BlackRock warns of energy shock as May CPI is set to show acceleration in inflation
BlackRock is closely watching Wednesday’s CPI as an early test of how U.S.-Iran tensions are feeding into already elevated prices in the economy.
What to know:
- BlackRock is focused on Wednesday’s May U.S. inflation report as an early test of how the U.S.-Iran conflict and related energy shock are feeding into already sticky prices.
- Economists expect the consumer price index to rise 4.2 percent year-over-year, the fastest pace since April 2023 and well above the Federal Reserve’s 2 percent target, raising the odds of further interest rate hikes.
- Higher-for-longer borrowing costs could deepen bearish pressure on cryptocurrencies, including bitcoin, while a prolonged closure of the Strait of Hormuz risks driving an even sharper energy-driven inflation spike as U.S. oil inventories near four-decade lows.

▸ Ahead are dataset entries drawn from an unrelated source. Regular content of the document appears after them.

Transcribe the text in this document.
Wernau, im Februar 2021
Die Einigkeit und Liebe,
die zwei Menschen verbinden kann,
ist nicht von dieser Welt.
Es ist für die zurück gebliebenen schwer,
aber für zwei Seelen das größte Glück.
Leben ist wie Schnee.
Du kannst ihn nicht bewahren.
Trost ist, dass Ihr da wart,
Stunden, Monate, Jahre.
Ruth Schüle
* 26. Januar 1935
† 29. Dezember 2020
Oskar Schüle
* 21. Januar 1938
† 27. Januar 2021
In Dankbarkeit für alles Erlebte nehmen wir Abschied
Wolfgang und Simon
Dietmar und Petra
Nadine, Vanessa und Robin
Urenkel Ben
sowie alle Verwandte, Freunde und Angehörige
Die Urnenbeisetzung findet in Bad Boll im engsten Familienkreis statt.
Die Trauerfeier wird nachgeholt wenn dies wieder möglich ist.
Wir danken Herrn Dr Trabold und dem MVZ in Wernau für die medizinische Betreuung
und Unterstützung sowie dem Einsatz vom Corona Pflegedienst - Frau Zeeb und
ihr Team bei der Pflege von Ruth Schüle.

The U.S. consumer price index (CPI) for May is scheduled for release on Wednesday at 08:30 am ET. Economists polled by Reuters forecast that the CPI jumped 4.2% year-on-year, the sharpest increase since April 2023 and up from 3.8% in April.
The expected acceleration would mark another reminder that inflation remains stubbornly above the Federal Reserve’s 2% target, reinforcing the prospect that the Fed’s next move could be an interest rate hike rather than cuts, as markets were expecting early this year.
Higher borrowing costs typically disincentivize investing in risk assets, including cryptocurrencies. In other words, the expected CPI increase could add to bearish pressure in the crypto market. Bitcoin has already taken a beating last week, falling nearly 14% to under $60,000.